# Couple of my litters including blue satin's :)



## The Village Mousery (Aug 1, 2010)

http://imageshack.us/photo/my-images/827/litter1.jpg/

http://imageshack.us/photo/my-images/808/bluesatin.jpg/


----------



## jadeguppy (Jun 4, 2011)

The blue satins are really nice looking. Great pics btw.


----------



## Lou-Fraser (Sep 19, 2009)

BEAUTIFUL!!!!! i just love blues and blue satins, :mrgreen:


----------



## SarahC (Oct 3, 2008)

Lou-Fraser said:


> BEAUTIFUL!!!!! i just love blues and blue satins, :mrgreen:


ditto to that,marvellous.


----------



## moustress (Sep 25, 2009)

Wow!


----------



## The Village Mousery (Aug 1, 2010)

Thanks guys i've had alot of litters the last 2 weeks these are my favourtites, the pew and cream are from 2 different litters that i combined after reducing the litter size, they are all doe's and have 2 doe's to feed them and as you can see they are lovely and tubby just how i like em, so it payed off


----------



## Laigaie (Mar 7, 2011)

Oooh, super-blue ears!
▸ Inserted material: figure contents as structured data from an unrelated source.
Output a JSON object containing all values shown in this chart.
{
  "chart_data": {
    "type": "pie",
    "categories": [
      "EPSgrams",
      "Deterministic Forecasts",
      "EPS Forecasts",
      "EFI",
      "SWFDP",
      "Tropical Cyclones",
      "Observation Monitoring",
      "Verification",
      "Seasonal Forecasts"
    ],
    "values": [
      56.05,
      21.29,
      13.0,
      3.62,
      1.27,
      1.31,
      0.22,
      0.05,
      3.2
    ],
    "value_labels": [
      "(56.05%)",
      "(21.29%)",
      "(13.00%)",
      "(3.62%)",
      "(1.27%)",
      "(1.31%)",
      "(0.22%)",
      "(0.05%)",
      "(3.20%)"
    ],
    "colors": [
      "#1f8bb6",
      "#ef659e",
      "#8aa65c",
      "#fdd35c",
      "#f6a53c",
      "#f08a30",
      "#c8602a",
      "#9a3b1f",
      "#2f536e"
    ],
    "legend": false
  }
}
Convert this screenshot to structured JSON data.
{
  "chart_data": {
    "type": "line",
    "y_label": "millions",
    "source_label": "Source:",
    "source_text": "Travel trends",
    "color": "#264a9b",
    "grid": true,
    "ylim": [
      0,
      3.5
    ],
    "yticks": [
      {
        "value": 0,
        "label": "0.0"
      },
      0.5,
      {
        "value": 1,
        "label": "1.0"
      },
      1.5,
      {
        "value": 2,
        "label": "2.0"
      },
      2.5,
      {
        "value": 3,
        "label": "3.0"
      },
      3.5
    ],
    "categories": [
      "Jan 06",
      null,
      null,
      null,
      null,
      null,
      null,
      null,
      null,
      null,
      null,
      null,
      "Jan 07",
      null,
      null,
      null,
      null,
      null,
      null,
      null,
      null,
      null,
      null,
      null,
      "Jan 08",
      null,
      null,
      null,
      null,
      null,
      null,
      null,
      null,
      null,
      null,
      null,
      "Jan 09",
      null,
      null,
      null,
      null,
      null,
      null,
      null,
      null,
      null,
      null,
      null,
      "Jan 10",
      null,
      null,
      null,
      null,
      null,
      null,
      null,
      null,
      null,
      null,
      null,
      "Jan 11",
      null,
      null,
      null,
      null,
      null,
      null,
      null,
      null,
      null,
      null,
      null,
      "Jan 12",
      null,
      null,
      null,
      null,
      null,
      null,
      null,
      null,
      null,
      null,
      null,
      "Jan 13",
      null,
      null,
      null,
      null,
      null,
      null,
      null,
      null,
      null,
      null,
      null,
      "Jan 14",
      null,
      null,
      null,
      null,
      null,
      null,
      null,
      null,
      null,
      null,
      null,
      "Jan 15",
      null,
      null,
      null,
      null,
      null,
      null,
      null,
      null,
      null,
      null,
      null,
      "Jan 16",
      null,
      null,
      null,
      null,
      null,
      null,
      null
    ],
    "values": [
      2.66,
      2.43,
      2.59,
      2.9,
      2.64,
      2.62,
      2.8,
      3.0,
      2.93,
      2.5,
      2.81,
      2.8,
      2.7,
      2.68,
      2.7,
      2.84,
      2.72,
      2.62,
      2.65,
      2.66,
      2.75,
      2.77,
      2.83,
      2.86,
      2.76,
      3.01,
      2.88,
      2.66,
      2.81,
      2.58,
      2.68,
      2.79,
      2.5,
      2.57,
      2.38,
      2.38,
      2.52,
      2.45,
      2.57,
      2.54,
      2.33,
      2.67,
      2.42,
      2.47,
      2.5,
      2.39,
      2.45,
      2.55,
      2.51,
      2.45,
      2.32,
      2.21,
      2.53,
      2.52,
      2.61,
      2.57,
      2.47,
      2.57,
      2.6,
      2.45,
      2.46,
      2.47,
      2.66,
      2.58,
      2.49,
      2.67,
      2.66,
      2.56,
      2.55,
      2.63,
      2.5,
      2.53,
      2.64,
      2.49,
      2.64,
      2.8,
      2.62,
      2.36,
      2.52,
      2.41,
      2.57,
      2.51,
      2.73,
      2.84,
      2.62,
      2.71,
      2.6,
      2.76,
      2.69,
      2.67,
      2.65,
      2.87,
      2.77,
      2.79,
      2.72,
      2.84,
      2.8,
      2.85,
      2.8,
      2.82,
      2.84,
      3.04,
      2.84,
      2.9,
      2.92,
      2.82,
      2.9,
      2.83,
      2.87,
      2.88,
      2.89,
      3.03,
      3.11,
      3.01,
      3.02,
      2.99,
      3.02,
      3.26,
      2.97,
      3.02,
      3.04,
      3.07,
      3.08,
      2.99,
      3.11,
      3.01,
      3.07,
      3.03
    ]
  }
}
And squashy fat babylings! How does everyone get their babies to stay lined up like that? Even when they're just getting furred, mine are always super-wiggly.


----------



## The Village Mousery (Aug 1, 2010)

too fat to move lol


----------



## PPVallhunds (Jul 26, 2010)

Loverly!


----------



## Matt Haslam (Mar 13, 2010)

I have some of them blue satins too.  about a week behind yours in age tho.


----------



## Soleya (May 24, 2011)

they are all stunning


----------



## webzdebs (Mar 29, 2010)

beautiful!


----------



## The Village Mousery (Aug 1, 2010)

thanks all these are now 4 weeks old and are doing really well, i'll add a few more pic's in a few more weeks


----------



## SarahC (Oct 3, 2008)

The Village Mousery said:


> thanks all these are now 4 weeks old and are doing really well, i'll add a few more pic's in a few more weeks


I'd love to see the updated pics.


----------



## The Village Mousery (Aug 1, 2010)

i'm being careful as i dont know if some of these may go to the show at the end of this month but i'll take some now and hold on to them till after the show then post them up then


----------